Saturday, January 20, 2018

Who Comes First?

The other day I was at the service counter to mail a book for my publishing company.  I had handed the person behind the counter my package, and she had placed the package on the scale to weigh it when the phone rang.  She answered the phone and listened to why the person was calling.  She did not tell that person that she was in the process of helping another customer.

She continued her conversation for a time.  Suddenly she hurried over to the computer in front of me, grabbed a post-it-note, and hastily wrote down a credit card number with expiration date.  She input the credit card number she had written into the computer with an amount of $4.29.  She thanked the person on the phone, finished her conversation, and hung up.  Then she turned back to me, apologized, and told me the situation.    

The person on phone had gotten home with an item that didn’t get rung up and, thus, had not paid for it.  She was calling to pay the $4.29 for the item.

I think the lady behind the service counter had become quite flustered when the person on the phone had stated that she had not paid for all her items and wanted to do so.  All the store employee could think of was getting the money as quickly as possible.  She acted as if the customer might hang up and not pay if the transaction was not handled quickly.

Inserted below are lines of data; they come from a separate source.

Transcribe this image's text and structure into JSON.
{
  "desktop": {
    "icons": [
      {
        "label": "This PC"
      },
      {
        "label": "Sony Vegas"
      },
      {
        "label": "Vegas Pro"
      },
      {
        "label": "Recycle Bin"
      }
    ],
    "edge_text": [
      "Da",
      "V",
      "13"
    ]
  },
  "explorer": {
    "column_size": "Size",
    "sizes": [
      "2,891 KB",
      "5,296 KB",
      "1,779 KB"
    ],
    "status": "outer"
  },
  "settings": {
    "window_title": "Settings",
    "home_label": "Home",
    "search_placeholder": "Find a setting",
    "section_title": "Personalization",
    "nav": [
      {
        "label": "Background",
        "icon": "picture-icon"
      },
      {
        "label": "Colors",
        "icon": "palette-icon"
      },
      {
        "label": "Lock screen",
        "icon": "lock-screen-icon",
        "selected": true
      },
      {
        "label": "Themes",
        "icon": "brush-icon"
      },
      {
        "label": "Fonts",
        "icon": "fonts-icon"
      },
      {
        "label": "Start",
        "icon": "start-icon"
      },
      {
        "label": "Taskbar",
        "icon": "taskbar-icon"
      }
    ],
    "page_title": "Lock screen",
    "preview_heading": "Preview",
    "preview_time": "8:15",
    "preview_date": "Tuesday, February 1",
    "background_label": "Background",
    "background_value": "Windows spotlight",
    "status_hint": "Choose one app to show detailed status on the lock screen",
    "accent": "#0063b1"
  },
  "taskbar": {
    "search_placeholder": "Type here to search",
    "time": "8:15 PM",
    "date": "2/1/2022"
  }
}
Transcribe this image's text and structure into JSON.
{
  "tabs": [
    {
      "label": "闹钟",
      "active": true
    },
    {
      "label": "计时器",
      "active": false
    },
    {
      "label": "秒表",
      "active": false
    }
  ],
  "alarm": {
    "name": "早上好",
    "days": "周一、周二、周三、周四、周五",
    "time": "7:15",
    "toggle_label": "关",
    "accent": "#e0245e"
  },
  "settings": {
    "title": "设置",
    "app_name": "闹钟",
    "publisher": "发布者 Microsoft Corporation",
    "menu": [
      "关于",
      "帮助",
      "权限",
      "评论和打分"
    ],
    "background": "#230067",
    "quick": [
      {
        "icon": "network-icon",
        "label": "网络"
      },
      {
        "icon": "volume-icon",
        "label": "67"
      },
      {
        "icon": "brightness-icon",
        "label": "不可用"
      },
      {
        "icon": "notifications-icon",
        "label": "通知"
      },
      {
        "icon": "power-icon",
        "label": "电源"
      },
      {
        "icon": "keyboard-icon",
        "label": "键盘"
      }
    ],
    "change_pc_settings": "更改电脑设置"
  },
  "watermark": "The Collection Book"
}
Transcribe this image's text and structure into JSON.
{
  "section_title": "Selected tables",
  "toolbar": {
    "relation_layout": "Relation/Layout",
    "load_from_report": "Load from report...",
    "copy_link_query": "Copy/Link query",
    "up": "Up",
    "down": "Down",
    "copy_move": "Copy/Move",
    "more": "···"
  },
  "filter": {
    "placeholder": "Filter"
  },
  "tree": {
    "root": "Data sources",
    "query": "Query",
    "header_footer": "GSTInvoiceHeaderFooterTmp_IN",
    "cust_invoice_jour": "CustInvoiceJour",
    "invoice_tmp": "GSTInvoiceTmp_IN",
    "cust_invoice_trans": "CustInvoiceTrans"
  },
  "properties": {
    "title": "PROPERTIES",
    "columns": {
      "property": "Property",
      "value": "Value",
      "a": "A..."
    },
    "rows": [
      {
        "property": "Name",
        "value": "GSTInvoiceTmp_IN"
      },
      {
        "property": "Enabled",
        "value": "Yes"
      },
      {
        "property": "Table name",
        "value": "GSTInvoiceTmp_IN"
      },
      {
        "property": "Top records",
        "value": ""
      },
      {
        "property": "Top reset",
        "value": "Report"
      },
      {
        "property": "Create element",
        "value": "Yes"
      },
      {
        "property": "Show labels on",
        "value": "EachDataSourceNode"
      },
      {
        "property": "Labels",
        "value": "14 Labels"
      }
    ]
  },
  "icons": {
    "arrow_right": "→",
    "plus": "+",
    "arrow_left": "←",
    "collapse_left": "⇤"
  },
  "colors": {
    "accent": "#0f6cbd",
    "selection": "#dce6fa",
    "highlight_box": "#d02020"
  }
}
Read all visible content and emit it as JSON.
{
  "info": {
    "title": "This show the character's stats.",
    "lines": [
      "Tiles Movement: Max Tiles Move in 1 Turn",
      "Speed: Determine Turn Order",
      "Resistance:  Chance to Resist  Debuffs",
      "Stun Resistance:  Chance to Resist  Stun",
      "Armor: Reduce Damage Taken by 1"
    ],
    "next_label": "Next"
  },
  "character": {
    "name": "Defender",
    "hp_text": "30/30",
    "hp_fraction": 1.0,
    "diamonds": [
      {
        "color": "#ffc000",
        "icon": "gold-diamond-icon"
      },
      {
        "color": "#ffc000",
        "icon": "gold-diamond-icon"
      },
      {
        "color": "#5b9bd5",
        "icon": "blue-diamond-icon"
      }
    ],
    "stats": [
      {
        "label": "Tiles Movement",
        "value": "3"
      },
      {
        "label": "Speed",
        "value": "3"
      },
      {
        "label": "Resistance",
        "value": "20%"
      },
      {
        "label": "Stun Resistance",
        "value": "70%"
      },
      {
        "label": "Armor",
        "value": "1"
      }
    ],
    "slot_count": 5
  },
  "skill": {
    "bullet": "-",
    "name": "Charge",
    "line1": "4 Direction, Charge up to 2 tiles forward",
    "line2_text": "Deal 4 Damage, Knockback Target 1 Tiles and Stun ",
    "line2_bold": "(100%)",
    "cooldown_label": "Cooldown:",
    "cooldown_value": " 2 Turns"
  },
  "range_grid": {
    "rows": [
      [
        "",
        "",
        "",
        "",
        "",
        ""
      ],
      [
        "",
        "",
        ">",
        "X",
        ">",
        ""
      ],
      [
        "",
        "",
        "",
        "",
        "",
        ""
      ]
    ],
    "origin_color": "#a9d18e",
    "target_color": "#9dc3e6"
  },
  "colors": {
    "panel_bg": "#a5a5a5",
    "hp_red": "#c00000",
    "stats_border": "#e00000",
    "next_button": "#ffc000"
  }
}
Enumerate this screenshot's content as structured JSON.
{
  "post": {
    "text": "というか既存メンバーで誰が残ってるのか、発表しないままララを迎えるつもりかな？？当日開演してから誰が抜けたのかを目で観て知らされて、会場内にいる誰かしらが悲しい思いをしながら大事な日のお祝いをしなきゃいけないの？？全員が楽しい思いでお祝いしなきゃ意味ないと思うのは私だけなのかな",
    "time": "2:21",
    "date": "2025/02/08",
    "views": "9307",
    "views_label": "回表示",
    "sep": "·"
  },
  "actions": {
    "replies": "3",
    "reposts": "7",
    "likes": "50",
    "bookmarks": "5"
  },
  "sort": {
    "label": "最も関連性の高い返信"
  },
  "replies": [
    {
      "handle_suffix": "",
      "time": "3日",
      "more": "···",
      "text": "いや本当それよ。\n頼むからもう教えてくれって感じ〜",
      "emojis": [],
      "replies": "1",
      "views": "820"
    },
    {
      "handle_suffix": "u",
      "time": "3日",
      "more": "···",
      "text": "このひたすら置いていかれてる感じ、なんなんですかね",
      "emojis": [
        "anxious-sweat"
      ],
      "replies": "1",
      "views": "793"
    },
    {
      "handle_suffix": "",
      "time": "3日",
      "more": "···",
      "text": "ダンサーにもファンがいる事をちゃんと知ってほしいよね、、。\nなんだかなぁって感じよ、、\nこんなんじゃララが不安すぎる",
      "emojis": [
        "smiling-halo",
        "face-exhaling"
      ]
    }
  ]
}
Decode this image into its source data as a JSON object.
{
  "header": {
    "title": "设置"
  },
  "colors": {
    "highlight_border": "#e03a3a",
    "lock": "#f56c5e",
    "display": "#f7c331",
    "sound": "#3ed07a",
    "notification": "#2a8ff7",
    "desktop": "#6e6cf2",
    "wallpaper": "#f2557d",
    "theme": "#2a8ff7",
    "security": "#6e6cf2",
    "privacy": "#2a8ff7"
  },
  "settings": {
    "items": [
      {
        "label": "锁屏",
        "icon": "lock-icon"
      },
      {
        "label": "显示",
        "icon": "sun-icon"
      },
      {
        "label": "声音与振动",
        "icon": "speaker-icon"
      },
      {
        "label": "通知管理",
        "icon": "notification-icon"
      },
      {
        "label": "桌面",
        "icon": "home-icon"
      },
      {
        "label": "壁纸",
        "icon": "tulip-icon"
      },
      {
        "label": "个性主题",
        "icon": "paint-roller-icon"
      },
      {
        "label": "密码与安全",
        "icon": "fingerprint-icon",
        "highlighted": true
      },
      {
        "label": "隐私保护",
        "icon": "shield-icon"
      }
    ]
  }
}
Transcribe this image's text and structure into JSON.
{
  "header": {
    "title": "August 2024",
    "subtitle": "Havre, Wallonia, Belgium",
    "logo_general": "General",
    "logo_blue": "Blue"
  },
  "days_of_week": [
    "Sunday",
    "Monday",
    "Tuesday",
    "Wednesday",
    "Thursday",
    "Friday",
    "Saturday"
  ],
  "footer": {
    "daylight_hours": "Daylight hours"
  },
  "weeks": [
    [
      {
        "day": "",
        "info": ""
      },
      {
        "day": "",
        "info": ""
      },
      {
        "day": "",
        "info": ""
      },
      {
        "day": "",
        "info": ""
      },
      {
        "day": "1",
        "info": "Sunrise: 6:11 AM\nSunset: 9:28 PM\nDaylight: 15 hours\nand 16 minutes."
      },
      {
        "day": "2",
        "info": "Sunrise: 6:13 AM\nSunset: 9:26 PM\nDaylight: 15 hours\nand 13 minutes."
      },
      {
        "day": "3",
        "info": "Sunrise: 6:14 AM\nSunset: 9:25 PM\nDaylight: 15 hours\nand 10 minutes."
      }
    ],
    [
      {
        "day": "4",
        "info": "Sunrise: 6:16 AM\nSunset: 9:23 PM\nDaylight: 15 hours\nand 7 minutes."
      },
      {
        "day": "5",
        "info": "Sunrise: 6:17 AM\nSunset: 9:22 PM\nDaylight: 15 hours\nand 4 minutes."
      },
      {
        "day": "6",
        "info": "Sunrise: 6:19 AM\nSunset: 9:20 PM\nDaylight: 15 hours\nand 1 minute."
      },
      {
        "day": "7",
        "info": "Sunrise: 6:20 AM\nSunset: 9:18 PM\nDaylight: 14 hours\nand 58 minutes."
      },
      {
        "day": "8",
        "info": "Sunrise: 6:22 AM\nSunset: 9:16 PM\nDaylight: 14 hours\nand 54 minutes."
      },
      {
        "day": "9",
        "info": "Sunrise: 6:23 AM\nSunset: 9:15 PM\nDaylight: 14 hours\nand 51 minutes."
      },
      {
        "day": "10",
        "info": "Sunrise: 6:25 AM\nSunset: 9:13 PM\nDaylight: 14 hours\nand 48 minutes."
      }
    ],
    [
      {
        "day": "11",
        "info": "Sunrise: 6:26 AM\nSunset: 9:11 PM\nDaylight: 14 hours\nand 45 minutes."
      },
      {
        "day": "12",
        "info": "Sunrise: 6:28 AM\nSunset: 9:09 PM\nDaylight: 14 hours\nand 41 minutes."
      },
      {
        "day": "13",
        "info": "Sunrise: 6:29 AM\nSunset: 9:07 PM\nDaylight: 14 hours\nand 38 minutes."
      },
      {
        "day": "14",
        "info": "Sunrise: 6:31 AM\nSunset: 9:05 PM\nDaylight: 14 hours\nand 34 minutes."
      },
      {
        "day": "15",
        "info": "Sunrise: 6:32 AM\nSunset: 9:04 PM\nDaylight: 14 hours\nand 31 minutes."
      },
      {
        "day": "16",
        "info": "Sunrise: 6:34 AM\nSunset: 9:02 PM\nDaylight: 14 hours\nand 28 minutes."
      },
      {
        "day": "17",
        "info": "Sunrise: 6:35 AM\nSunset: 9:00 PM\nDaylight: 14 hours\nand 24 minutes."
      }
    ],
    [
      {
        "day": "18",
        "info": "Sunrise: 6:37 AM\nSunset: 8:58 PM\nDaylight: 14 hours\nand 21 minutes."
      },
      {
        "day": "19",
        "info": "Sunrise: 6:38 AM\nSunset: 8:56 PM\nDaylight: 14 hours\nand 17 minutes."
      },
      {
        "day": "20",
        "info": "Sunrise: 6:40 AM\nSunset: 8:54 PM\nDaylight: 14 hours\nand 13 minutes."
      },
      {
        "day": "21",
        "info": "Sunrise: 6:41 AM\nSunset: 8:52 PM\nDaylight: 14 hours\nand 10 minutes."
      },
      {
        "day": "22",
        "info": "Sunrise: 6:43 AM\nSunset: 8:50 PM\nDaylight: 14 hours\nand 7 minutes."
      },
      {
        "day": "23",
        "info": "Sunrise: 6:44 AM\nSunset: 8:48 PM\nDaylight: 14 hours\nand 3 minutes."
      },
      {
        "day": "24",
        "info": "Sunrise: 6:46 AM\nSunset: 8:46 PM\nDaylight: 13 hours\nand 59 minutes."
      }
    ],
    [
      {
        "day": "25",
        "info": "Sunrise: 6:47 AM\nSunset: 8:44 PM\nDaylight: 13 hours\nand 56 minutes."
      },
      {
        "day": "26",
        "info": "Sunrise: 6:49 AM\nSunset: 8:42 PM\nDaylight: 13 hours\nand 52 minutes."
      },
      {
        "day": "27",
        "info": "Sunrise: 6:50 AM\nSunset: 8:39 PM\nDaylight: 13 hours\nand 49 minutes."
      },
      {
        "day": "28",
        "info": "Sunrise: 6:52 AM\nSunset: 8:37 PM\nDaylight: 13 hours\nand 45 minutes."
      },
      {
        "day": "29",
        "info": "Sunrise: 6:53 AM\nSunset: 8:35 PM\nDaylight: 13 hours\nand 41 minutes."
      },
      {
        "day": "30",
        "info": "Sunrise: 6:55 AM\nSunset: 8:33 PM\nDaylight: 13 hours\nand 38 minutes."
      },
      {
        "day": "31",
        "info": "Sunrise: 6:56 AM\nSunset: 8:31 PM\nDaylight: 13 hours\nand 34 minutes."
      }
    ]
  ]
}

I became a secondary concern.

As I am certain you are thinking, the store employee made an error after she answered the phone.  When she realized what she needed to do for the customer on the phone, she ought to have told the customer that she was helping another customer.  She should have asked the customer on the phone to wait and returned to help me.  She also could have asked me if I would mind if she handled the customer on the phone before she finished processing my package.  Either way, she was discourteous to me by leaving me waiting while she handled the phone customer. 

She also erred in writing down the credit card number and expiration date in front of me on a post-it-note.  That number could have been copied by me or someone behind me.  I did not see her rip up post-it-note when she was finished with it, either.  Her exposure of a credit card number with an expiration date left the store liable with the credit card company had someone stolen that information.  A error of that nature could cost the store a great deal.  She would have been smarter to input the credit card number directly into the computer without writing it down. 

Reviewing this situation, I thought that the store’s management needs to check on the training of their personnel at the service counter, partly for liability issues and mostly for customer attention.  The service counter employee definitely made me feel that I was not the most important customer even though she was into processing my package when the phone rang. 

How are your employees handling customers?  Who comes first?  Are they exposing your company to liability unnecessarily?

Check on this.  See what errors are being made.  Correct them through training to keep customers happy and reduce your company’s risk.